The bulk of this growth in outbound deals was in the high tech and real estate sectors. In tech, there was strong growth in IT services and consulting deals, while software deals were roughly flat. Within real estate, development and operations businesses saw strong deal activity, while real estate services were flat. This trend echoes the market appetite for tech in public markets.
The growth of outbound deal volume into the US is somewhat counterintuitive at first glance, considering the relatively weak CAD-USD exchange rate, as well as ongoing US political headwinds and uncertainty about business-friendly issues (NAFTA, repatriated earnings, tax reform, etc.).
However, the strong US economy, paired with the fact that many of the outbound investors into the US have a medium term horizon, make these obstacles less likely to deter growth-focused acquisitions. Establishing a domestic US presence may also act as a mitigating strategy to barriers that arise as trade terms are renegotiated between the two countries.
PE and pension funds have been highly active in the M&A space, with activity growing almost 40%. For those deals with a disclosed value, 52% are in the $50M–$1B range. Historically, this has been a “sweet spot” for the industry; under that threshold, PE and pension funds generally don’t participate. But we’re starting to see smaller, niche funds participate in the $20M–$50M range.
This strong growth echoes the general expansion of PE activity we’ve seen over the last several years. There continues to be high demand for quality businesses/transactions from PE and pension buyers.
Given these trends, we see four key takeaways that have important implications for active buyers and sellers in the M&A space:
For business owners considering selling, now might be the right time. Valuations are high and there is plenty of capital looking for deals, including a very well funded PE sector with plenty of dry powder. While multiples may still continue to rise, the market is in your favour if you’re considering an exit now.
On the other hand, if you have capital to deploy, you’ll need a strong investment rationale that can justify the high valuations that you may need to pay to land a deal. Make sure to stress test any deal before signing:
More and more, we’re seeing sophisticated players use data and analytics in their stress testing to consider these factors and others to determine how their business will respond if there’s a downturn.

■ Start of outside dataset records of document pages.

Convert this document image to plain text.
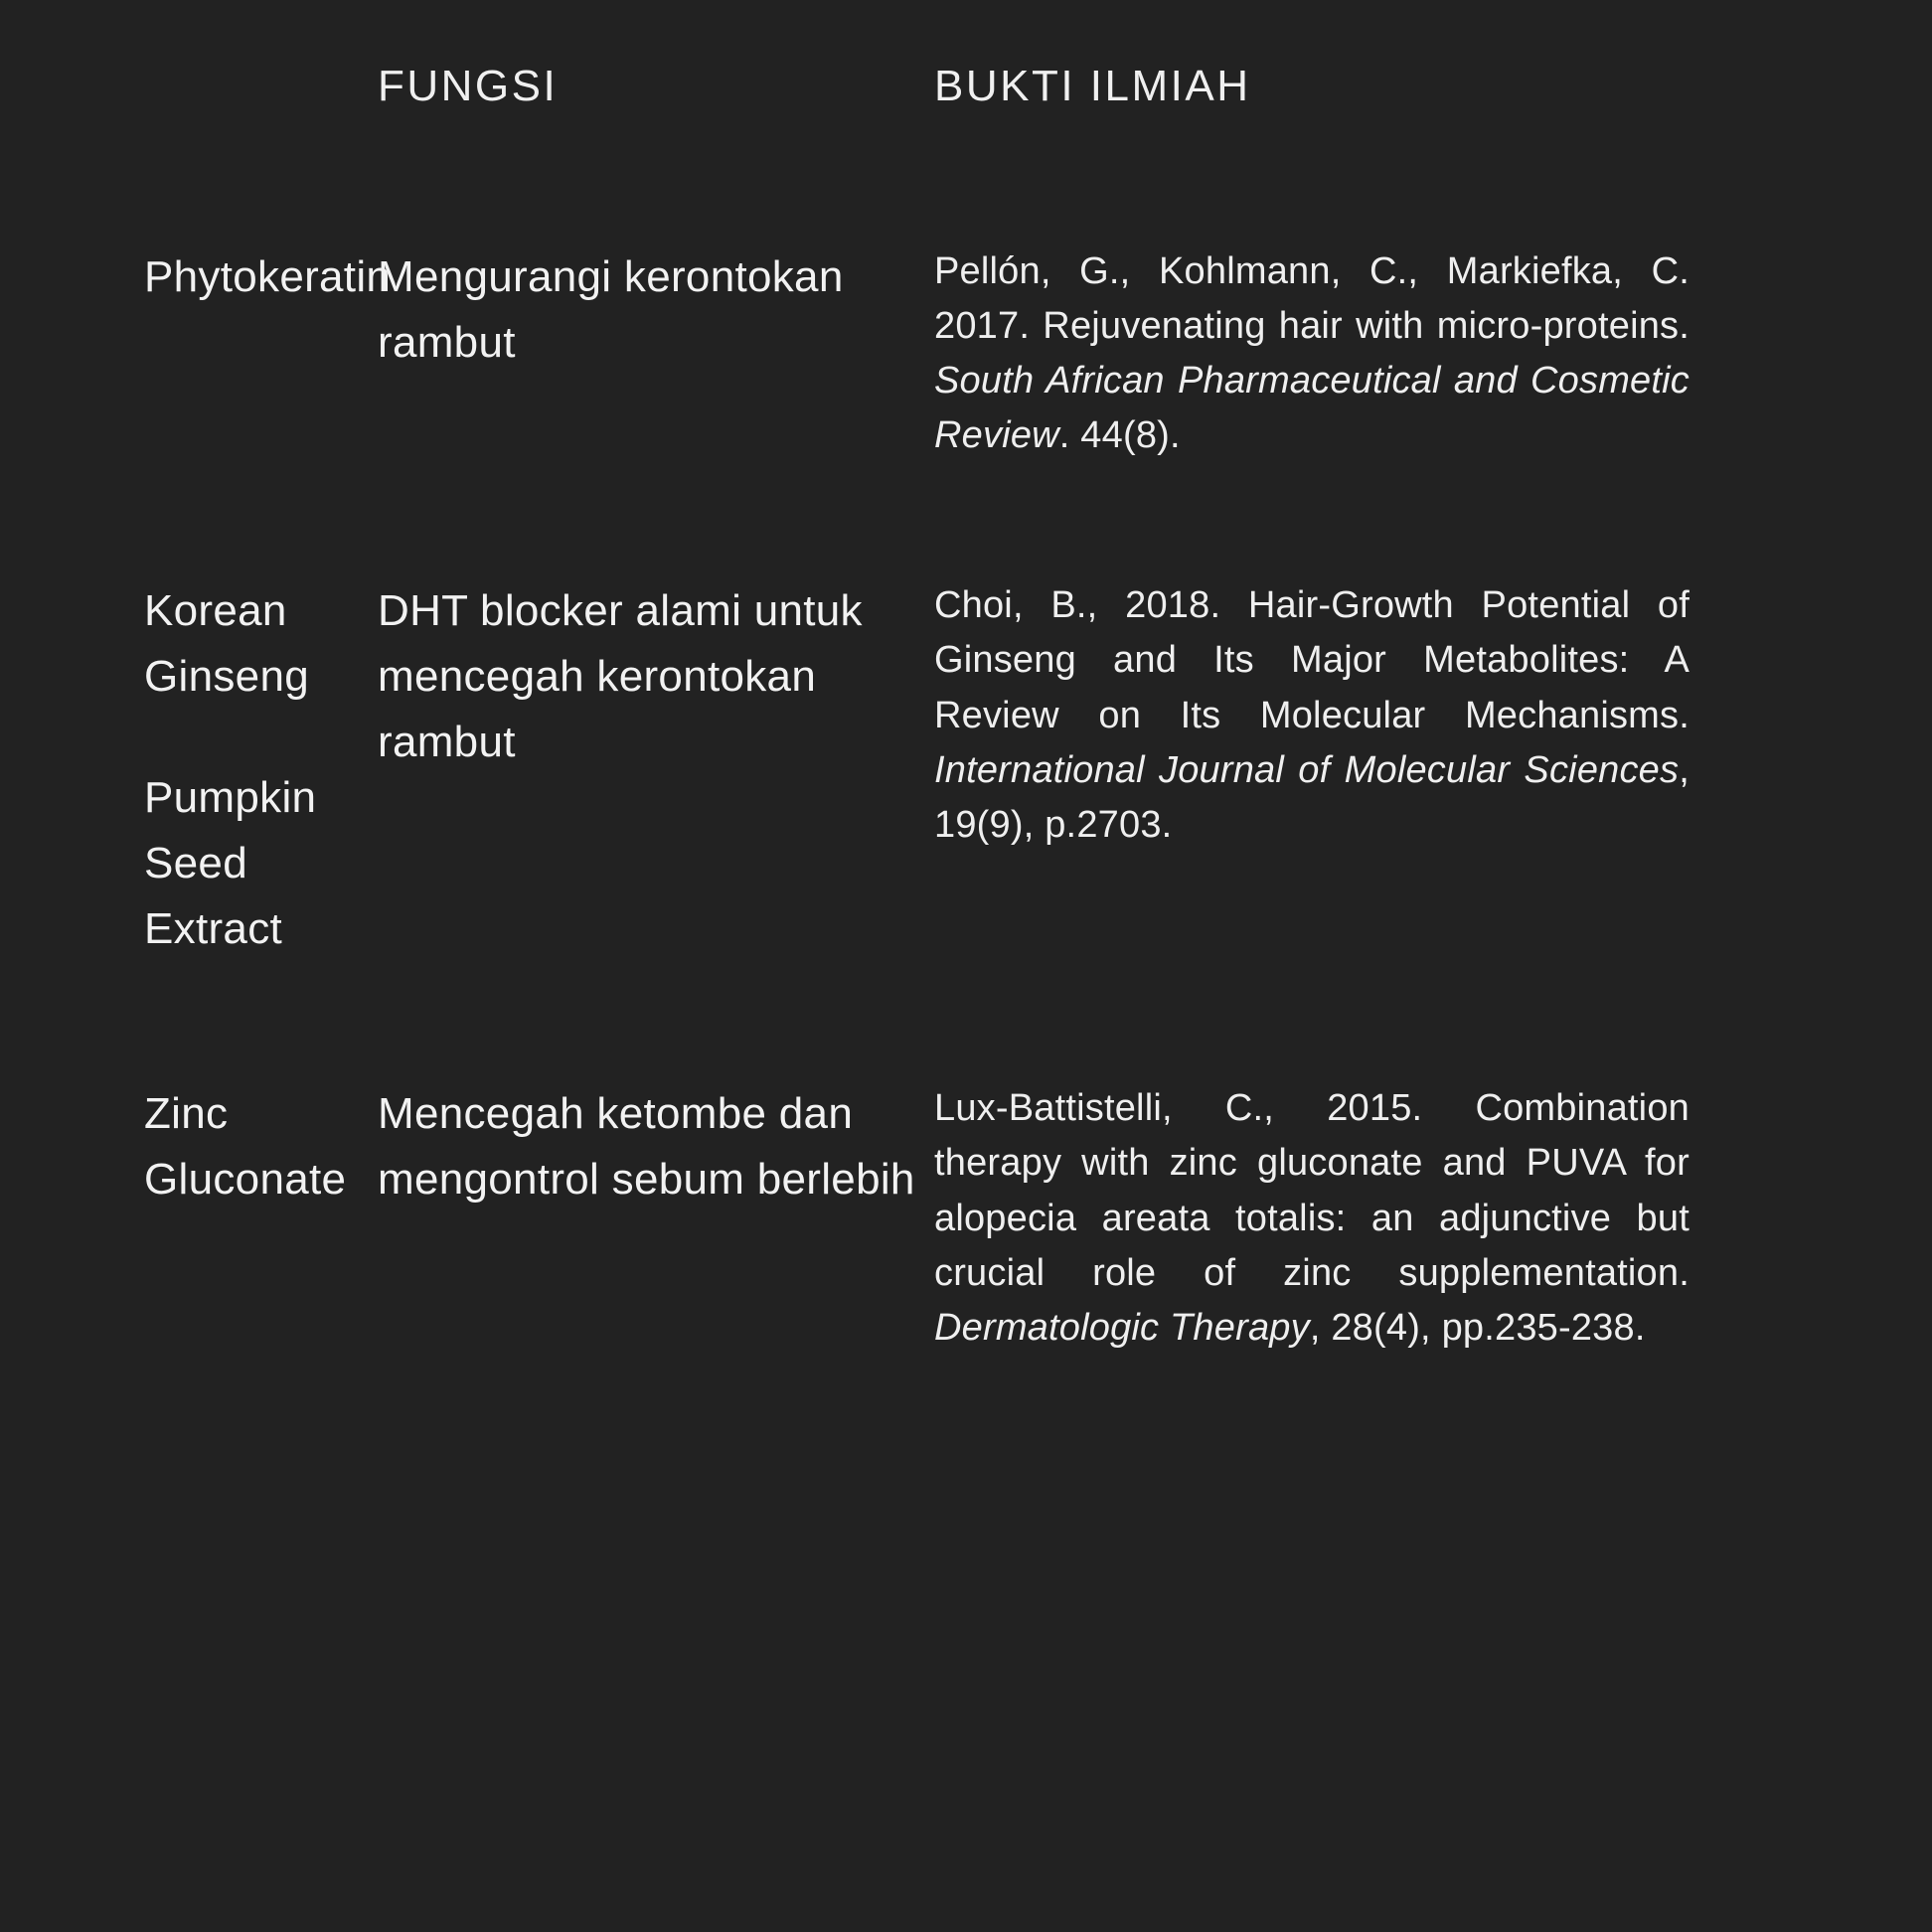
FUNGSI	BUKTI ILMIAH
Phytokeratin
Mengurangi kerontokan rambut
Pellón, G., Kohlmann, C., Markiefka, C. 2017. Rejuvenating hair with micro-proteins. South African Pharmaceutical and Cosmetic Review. 44(8).
Korean Ginseng
Pumpkin Seed Extract
DHT blocker alami untuk mencegah kerontokan rambut
Choi, B., 2018. Hair-Growth Potential of Ginseng and Its Major Metabolites: A Review on Its Molecular Mechanisms. International Journal of Molecular Sciences, 19(9), p.2703.
Zinc Gluconate
Mencegah ketombe dan mengontrol sebum berlebih
Lux-Battistelli, C., 2015. Combination therapy with zinc gluconate and PUVA for alopecia areata totalis: an adjunctive but crucial role of zinc supplementation. Dermatologic Therapy, 28(4), pp.235-238.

To that end, buyers need to have a concrete plan for changing the way the business operates, rather than just buying and holding. If you’re going to pay today’s high multiples, you’ll need a strong post-deal value creation strategy. We see a number of funds leading the way on using technology and analytics to drive increased value from their investments. Whether it’s through growing topline revenue (i.e. digital marketing, improving user experience), cost-cutting, or making working capital improvements, technology and data analytics can help you pinpoint where and how to extract the most value and do so with a speed and granularity that was simply not possible previously.
One possible strategy for dealing with high multiples: go where the market is less crowded. In the $25–$50M “bucket,” multiples are lower and there’s generally less competition (including less PE focus). Perhaps a consolidation play makes sense here: instead of buying a single business for $100M, look for smaller businesses where there are consolidation opportunities through bolt-on acquisitions (albeit that multiple deals may increase execution risk).
In general, even though overall deal value is down slightly, corporations, PE and pension funds are still very active in the M&A market. Activity has not been notably dampened by the low Canadian dollar or the ongoing uncertainty in global markets as the US and UK political climates remain unpredictable.
As evidenced by the increase in deal volume, buyers and sellers are still finding transactions to meet their needs—to extend their capabilities, add new products, and increase shareholder value. From a big picture perspective, we view this activity as a strong vote of confidence in the North American markets, and a sign that Canada’s market remains strong.